Noonan refers to the containment and the Marshall Plan. Yet these policies would not be implemented until March 1947 and July 1947, respectively. That's two years into his Presidency. It's worth remembering that few at the time thought Truman had a chance of being re-elected hence the headline, "Dewey Defeats Truman." Noonan speaks of giving people time yet writes off Palin as a dope after seven weeks. If Noonan was alive in May 1945 I am sure she too would have written him off as a dope and titled her column, "Doomin' Truman."
Noonan complains that "it's unclear whether she is Bushian or Reaganite." She's neither. She's Sarah Palin. She can't fill their shoes. She can only fill her own.
Finally, the article turns to Christopher Buckley. She claims "he was shooed from the great magazine his father invented." Nonsense. He offered his resignation from National Review. They accepted. But Noonan doesn't let the facts get in the way of her rhetoric. She writes, "In all this, the conservative intelligentsia are doing what they have done for five years. They bitterly attacked those who came to stand against the Bush Administration." Who are they? I want names, Peggy. Most of the National Review writers spoke of Buckley in the highest regards while offering their respectful disagreement. Jonah Goldberg was typical in his reaction to Buckley's endorsement:
I am a great fan of Christopher's. I am proud to call him my friend and I am grateful for his kindnesses. None of that changes because of his decision to endorse Barack Obama. But I think he's wrong. I would very much like to leave it at that.

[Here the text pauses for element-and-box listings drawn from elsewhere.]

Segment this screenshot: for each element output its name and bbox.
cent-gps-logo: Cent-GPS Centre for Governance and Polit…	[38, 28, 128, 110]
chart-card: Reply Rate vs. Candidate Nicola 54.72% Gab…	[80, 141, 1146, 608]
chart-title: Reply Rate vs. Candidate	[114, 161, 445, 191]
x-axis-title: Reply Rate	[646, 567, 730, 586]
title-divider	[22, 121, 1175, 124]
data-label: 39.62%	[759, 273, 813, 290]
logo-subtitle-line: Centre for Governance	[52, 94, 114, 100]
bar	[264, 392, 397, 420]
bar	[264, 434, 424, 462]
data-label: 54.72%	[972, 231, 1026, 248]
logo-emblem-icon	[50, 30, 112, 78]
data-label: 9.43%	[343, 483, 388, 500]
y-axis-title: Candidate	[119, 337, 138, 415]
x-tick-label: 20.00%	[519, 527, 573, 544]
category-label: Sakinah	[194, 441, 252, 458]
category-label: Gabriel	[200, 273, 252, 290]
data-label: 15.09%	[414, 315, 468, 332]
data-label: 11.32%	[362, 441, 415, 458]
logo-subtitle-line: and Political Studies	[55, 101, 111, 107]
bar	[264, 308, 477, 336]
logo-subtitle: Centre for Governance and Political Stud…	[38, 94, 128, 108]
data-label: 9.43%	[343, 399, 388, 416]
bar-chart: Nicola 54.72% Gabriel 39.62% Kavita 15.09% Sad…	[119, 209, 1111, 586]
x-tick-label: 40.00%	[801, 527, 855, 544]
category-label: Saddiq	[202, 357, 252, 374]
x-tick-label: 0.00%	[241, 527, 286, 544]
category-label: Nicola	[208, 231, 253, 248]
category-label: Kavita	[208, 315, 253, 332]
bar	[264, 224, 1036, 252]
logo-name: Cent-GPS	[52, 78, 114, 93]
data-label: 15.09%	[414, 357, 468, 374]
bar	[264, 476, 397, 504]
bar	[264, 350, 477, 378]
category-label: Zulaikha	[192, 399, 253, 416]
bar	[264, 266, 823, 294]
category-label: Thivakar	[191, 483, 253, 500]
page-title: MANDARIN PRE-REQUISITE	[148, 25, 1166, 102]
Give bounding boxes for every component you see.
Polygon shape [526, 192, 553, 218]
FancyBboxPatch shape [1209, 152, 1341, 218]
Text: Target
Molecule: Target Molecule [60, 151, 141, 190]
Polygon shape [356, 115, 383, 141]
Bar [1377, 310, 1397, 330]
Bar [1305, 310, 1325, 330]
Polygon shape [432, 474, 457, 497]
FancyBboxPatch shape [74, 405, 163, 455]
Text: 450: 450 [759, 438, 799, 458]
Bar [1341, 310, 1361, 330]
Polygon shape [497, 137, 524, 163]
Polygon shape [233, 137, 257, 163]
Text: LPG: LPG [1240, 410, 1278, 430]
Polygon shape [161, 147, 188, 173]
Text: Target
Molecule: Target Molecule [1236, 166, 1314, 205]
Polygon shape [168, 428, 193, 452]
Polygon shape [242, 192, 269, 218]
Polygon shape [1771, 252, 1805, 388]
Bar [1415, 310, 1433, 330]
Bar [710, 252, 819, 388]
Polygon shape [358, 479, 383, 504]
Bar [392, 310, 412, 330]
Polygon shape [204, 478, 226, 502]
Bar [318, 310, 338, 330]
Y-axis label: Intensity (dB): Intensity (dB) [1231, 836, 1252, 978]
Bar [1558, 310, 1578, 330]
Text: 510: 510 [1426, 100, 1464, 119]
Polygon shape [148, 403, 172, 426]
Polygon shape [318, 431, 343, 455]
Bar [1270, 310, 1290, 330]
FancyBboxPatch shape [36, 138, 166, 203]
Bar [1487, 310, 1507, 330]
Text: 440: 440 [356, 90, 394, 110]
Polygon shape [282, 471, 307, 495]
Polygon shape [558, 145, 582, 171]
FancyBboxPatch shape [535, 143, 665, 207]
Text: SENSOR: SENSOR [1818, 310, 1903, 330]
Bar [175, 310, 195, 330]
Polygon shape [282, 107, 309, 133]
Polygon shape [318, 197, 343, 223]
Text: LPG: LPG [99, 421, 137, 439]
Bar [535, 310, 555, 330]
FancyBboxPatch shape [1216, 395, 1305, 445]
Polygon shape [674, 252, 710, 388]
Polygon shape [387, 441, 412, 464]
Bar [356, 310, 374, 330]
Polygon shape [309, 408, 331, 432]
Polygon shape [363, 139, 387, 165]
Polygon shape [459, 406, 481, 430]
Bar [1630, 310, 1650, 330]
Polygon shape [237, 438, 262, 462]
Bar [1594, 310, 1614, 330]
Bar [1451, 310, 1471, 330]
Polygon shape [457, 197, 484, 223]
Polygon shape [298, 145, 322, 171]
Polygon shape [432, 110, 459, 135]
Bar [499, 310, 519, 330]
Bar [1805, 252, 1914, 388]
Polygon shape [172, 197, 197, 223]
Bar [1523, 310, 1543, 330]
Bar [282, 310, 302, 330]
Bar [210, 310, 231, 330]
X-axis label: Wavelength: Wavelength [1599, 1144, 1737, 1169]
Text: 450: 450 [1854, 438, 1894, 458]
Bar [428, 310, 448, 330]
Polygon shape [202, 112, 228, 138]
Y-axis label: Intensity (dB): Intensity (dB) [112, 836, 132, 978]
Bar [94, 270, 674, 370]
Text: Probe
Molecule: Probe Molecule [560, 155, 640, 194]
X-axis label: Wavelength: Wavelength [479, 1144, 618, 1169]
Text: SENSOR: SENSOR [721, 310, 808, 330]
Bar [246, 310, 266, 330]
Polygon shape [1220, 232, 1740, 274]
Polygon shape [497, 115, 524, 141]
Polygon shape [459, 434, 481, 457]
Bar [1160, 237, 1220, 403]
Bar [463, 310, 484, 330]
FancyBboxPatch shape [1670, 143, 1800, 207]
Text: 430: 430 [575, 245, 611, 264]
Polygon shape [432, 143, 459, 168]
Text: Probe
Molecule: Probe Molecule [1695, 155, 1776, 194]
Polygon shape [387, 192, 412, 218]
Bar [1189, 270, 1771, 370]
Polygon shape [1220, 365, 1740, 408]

So where's the bitterness here? Where's the shooing away that she writes of?
Even so is Christopher Buckley suddenly above criticism? If a conservative endorses Obama over McCain on the basis of (amongst other things) that McCain has changed then that conservative ought to be prepared for criticism. And I put forth my two cents. (http://icblogspot.com/2008/10/christopher-buckley-will-vote-obama.html) Every time I write an article or a blog I am prepared to be told that I am full of it. That comes with the territory. If Peggy Noonan has something to say about what I've written she is welcome to reply.